I find performance in resource constrained environments interesting.

In particular trying to find decent code models (on device backup) but also tts applications and voice to text.

canyon289 6 days ago | parent [-]

We constantly are evaluating architectures trying to assess what will work well in the open ecosystem. It's quite a vibrant space and glad you have one option that works. For this model in particular we evaluated a couple of options before choosing a dense architecture of its simplicity and finetunability.

For the other Gemma models, some the smaller sizes should work on your laptop when quantized. Does Gemma 1b and 4b not work on a quantized? It should fit the memory constraints. I use Ollama on low powered devices with 8gb and less of ram and the models load.

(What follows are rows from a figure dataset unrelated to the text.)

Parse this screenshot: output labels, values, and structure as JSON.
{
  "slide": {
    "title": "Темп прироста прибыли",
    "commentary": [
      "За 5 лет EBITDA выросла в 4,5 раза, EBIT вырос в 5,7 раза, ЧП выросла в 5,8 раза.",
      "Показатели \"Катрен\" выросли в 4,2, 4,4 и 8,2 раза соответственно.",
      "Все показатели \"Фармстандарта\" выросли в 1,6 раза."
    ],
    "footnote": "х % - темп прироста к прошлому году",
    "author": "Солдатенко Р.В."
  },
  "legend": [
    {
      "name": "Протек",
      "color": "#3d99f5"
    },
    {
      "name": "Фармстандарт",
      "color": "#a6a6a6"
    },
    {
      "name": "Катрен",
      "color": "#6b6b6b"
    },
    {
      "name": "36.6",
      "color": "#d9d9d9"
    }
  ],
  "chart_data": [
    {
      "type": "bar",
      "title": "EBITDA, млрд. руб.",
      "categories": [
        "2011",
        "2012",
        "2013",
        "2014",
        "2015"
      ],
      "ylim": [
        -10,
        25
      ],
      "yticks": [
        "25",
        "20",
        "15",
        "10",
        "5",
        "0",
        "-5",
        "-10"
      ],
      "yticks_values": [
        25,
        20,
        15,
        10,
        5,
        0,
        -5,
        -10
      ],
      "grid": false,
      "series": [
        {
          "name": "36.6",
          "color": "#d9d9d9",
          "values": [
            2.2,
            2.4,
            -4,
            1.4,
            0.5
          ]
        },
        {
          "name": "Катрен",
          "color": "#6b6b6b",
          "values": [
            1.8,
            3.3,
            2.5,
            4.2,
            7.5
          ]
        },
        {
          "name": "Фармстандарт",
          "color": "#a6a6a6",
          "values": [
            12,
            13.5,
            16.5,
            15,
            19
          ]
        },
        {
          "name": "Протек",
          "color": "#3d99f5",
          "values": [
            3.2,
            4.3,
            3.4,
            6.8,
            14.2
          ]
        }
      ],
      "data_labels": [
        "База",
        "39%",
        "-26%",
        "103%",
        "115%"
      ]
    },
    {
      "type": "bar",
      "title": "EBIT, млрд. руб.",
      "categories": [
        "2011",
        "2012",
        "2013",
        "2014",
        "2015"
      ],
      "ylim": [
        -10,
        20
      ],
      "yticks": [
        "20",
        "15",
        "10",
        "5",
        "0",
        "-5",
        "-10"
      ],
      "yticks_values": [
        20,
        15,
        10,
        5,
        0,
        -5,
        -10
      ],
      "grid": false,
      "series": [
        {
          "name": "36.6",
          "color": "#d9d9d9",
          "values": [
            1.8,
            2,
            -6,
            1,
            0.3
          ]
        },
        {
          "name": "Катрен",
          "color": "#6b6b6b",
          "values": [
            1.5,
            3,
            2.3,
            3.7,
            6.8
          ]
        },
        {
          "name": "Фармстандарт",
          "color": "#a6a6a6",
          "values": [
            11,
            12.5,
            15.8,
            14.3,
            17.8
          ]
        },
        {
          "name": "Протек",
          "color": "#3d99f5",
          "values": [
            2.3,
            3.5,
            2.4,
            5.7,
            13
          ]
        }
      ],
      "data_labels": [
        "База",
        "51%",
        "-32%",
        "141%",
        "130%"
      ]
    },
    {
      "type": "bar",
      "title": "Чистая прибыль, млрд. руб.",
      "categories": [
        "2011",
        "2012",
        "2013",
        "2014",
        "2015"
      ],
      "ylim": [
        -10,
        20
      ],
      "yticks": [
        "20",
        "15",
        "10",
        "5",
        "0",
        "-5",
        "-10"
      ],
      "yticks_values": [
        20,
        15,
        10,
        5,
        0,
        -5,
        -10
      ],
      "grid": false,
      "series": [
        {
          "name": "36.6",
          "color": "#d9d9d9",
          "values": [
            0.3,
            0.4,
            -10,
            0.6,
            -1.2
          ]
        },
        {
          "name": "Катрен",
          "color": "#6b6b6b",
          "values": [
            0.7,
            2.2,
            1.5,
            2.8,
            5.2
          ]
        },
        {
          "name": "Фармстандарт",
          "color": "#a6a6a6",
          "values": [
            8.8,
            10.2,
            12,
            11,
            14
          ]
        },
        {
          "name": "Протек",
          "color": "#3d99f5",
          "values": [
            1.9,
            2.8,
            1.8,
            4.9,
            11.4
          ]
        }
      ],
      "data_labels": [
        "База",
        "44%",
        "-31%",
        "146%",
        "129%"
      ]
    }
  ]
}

For TTS a colleague at HuggingFace made this bedtime story generator running entirely in browser.

https://huggingface.co/spaces/webml-community/bedtime-story-... https://www.youtube.com/watch?v=ds95v-Aiu5E&t https://huggingface.co/spaces/webml-community/bedtime-story-...

Be forewarned though this is not a good coding model out of the box. It likely could be trained to be an autocompletion llm, but with 32k context window and smaller sides its not going to be refactoring entire codebases like Jules/Gemini and other larger models can.